2. Demonstrate the impact of systematic electronic structure modifications on the CO reduction activity of transition metals. The d-band portion of the valence band density of states of a transition metal can be systematically modified via the formation of a strong heteronuclear bonds with electronically dissimilar metals, such as those found in intermetallic alloys. We will investigate the extent to which surface reactivity can be tuned through systematic d-band modifications and will demonstrate the impact such modifications have on catalytic activity and selectivity.
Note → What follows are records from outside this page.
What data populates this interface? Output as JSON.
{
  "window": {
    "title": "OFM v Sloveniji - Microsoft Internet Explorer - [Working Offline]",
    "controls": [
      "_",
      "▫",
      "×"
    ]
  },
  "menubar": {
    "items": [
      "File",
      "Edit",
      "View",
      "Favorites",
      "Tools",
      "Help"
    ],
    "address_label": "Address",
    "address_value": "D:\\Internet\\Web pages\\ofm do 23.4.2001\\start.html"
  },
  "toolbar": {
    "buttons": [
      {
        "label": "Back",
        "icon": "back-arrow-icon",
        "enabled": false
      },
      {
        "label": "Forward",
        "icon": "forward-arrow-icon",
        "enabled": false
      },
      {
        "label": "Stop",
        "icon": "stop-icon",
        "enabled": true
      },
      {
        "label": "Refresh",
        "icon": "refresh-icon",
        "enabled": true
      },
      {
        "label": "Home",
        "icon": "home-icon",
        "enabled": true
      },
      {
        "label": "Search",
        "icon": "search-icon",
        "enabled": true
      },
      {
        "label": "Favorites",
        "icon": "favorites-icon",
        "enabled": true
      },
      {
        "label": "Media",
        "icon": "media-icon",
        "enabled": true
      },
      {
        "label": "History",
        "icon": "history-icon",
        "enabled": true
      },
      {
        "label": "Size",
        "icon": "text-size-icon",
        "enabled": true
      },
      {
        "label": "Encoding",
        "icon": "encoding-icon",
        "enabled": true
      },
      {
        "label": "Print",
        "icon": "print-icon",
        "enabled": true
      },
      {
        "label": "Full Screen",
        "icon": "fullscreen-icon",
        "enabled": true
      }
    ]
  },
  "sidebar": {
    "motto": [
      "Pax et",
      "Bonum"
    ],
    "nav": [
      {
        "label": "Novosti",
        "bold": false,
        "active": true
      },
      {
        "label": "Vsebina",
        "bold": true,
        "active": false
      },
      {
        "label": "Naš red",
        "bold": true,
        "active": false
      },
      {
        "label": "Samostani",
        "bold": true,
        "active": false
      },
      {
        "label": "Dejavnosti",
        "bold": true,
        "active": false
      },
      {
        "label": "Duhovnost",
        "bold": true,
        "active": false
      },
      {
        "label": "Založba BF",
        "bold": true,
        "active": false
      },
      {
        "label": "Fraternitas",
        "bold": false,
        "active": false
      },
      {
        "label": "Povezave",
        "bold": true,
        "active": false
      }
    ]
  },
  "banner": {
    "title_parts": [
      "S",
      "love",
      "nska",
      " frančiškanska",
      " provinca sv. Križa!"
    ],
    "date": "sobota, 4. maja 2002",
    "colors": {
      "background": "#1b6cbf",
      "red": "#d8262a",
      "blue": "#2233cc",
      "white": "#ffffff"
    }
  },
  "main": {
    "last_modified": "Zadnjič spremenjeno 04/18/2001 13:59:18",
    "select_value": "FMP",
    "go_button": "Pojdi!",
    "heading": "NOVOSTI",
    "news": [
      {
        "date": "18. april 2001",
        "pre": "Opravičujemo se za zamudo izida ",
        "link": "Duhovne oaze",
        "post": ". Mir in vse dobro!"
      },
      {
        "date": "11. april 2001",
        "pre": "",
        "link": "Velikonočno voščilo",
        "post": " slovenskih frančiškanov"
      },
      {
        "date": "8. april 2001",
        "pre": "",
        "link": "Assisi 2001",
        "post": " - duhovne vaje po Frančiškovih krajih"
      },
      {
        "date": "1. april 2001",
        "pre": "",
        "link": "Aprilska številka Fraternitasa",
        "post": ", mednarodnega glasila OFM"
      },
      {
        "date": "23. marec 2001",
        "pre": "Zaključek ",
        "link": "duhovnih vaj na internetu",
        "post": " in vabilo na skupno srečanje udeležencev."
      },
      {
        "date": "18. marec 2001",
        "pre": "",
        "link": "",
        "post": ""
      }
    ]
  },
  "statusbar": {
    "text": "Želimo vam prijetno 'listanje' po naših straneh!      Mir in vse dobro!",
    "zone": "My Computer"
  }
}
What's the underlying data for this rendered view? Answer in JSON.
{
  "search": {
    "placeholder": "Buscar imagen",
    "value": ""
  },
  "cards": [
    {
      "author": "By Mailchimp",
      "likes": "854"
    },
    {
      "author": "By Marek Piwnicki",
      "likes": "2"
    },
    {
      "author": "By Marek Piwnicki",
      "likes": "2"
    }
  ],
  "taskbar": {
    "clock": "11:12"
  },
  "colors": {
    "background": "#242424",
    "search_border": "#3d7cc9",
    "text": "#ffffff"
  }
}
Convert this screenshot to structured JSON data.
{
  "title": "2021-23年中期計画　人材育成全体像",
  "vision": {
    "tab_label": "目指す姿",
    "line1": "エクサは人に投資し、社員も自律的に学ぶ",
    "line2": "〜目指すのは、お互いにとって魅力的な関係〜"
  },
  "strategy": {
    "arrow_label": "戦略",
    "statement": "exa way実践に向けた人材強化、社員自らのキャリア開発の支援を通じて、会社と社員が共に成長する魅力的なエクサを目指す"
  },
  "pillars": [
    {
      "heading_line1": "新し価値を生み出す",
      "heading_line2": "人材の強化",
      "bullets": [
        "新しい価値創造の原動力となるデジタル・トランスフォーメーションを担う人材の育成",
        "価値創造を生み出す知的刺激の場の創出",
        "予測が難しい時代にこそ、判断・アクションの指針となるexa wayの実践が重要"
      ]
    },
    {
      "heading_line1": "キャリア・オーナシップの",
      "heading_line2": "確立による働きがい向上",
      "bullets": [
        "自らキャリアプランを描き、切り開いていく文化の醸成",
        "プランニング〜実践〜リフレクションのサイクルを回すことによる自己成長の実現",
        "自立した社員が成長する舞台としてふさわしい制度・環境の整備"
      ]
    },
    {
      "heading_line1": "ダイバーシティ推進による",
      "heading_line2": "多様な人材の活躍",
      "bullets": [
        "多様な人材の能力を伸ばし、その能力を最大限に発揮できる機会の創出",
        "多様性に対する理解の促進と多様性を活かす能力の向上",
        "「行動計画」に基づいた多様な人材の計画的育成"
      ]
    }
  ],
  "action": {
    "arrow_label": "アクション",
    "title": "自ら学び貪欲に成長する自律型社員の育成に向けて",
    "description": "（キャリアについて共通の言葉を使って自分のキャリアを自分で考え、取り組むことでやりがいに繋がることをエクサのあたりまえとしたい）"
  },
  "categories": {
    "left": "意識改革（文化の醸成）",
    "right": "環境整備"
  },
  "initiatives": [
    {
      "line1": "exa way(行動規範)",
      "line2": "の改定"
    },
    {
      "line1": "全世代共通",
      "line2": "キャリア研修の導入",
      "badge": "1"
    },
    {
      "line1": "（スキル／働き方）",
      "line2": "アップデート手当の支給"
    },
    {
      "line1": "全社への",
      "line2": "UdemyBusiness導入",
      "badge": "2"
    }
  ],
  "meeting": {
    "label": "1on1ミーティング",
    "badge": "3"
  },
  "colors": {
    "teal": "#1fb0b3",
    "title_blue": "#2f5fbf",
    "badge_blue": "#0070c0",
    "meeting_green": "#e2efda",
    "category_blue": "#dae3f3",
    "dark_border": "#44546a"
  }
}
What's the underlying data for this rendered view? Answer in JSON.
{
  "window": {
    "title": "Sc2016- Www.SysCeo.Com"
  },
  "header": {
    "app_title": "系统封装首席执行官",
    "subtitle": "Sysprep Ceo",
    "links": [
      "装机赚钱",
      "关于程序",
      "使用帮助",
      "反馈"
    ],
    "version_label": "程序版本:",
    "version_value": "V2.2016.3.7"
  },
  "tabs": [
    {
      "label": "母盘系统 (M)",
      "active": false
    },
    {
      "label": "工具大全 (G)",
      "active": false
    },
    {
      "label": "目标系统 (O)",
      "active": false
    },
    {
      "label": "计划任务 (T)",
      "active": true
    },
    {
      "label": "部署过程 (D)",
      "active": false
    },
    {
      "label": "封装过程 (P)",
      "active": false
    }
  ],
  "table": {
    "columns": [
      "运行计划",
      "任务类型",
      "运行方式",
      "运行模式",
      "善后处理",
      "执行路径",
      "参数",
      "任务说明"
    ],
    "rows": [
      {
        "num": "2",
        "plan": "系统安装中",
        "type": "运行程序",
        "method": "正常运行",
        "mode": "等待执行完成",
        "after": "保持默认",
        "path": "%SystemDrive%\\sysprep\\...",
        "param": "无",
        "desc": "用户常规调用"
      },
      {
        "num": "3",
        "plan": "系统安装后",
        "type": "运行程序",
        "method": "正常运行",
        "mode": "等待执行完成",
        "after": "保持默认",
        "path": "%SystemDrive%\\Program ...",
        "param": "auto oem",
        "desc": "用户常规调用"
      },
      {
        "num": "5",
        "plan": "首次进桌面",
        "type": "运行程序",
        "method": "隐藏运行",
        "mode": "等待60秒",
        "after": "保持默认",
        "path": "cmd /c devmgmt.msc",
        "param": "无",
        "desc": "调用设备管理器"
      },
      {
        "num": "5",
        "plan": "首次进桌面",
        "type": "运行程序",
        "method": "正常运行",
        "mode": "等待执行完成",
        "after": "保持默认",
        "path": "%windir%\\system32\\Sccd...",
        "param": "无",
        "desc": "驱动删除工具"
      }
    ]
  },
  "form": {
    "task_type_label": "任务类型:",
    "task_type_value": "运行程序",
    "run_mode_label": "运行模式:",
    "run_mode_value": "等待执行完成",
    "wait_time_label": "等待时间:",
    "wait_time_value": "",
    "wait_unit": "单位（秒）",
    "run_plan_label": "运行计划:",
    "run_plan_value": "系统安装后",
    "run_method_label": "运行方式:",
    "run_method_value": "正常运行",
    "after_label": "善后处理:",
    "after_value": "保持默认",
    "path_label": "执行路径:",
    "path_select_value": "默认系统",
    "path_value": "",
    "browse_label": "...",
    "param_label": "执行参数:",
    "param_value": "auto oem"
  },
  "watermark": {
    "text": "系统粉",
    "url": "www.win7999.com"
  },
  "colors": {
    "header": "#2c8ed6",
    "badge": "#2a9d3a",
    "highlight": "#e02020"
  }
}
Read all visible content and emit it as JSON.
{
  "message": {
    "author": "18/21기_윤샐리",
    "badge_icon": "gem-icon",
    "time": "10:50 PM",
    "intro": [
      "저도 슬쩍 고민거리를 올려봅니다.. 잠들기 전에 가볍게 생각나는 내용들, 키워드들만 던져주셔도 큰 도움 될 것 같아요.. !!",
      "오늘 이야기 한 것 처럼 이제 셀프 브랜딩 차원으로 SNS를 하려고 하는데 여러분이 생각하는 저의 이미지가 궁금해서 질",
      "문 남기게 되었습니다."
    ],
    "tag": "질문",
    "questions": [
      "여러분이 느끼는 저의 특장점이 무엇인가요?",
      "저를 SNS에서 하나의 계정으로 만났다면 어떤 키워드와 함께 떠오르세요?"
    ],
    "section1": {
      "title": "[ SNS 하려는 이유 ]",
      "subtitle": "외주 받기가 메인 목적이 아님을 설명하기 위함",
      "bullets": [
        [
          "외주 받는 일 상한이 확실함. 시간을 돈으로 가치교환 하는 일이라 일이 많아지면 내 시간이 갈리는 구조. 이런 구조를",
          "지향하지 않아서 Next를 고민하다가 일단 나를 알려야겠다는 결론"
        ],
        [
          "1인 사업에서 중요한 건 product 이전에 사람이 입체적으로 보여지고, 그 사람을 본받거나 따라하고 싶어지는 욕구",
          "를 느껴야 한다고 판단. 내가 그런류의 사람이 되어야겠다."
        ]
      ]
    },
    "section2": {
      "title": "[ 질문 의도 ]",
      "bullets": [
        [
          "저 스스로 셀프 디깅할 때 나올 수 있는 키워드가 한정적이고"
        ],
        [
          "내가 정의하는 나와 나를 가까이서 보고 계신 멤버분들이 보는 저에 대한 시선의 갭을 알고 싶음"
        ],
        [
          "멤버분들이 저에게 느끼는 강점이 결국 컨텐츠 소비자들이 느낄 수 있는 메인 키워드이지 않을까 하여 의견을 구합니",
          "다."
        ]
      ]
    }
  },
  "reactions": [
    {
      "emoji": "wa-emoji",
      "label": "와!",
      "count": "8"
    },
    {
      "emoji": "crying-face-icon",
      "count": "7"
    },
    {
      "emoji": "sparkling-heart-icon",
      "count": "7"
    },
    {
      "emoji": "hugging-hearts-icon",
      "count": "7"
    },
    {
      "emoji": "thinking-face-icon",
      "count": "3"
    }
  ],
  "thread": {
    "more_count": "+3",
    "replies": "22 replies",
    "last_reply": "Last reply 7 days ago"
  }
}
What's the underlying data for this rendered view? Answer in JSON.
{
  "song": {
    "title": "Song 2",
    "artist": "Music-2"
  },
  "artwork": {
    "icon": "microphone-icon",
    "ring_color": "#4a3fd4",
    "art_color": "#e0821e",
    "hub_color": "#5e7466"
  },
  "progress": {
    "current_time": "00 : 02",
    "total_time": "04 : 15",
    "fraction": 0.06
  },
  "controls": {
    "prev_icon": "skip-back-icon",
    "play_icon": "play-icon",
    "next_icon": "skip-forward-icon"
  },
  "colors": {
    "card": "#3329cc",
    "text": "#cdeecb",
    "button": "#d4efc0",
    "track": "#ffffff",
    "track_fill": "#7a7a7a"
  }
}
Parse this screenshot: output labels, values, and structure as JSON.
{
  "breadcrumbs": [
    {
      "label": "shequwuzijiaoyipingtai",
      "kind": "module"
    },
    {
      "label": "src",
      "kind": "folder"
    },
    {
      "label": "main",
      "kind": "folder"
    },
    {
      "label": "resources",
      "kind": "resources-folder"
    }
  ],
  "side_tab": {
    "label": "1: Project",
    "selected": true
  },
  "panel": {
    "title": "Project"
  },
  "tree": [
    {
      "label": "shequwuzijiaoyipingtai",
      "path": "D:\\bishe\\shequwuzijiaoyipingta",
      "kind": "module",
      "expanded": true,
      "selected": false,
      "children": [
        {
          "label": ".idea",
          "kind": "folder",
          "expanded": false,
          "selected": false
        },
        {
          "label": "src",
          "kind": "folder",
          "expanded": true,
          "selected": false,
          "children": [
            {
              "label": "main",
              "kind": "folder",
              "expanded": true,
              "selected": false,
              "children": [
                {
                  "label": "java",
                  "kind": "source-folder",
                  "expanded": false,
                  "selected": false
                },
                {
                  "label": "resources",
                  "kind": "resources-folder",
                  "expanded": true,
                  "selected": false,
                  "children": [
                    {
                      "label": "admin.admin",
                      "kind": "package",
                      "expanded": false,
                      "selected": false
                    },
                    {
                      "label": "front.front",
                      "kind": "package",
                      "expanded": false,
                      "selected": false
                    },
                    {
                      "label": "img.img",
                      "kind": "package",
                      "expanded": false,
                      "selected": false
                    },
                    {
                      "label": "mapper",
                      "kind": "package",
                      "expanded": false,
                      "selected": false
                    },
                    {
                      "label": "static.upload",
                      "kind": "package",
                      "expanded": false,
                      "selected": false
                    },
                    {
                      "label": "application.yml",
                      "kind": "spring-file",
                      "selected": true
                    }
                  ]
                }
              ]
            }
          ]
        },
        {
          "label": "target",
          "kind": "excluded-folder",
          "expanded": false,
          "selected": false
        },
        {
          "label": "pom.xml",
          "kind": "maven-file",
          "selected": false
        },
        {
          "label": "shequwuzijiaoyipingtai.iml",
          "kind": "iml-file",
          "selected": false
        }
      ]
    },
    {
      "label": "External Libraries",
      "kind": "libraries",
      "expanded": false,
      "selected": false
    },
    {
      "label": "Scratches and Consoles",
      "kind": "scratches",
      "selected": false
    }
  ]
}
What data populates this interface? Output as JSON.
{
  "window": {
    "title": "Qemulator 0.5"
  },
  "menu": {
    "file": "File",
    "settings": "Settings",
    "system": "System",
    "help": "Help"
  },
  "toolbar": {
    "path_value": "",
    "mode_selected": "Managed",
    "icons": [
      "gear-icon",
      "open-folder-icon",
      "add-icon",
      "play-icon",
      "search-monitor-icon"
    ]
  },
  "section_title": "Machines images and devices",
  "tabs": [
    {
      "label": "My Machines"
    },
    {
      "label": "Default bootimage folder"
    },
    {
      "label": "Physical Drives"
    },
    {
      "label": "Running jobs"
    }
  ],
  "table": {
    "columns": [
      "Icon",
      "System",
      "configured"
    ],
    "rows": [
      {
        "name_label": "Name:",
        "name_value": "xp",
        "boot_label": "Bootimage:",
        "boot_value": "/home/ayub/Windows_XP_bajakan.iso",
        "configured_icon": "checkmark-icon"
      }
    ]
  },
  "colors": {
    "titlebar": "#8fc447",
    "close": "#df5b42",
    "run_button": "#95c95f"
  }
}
3. Discover novel electrocatalysts for CO reduction with superior activity to Cu. The strong heteronuclear bonds characteristic of intermetallic alloys result in periodic structural order. Co-locating different metal sites results in the formation of catalytically active motifs that can enhance the stability of transition states though bidentate binding to metal sites with disparate chemical reactivity, as are present in many enzymes.
References
1. Hori, Y.; Kikuchi, K.; Suzuki, S. Chem. Lett. 14 (1985).
2. Peterson, A. A.; Nørskov, J. K. J. Phys. Chem. Lett. 3 (2012).
3. Nilsson, A.; Pettersson, L. G. M.; Hammer, B.; Bligaard, T.; Christensen, C. H.; Nørskov, J. K. Catal. Lett. 100 (2005).
4. Bligaard, T.; Nørskov, J. K. Electrochimica Acta 52 (2007).
5. Iwasa, I.; Masuda, S.; Ogawa, N.; Takezawa, N. Appl. Catal. A 125 (1995).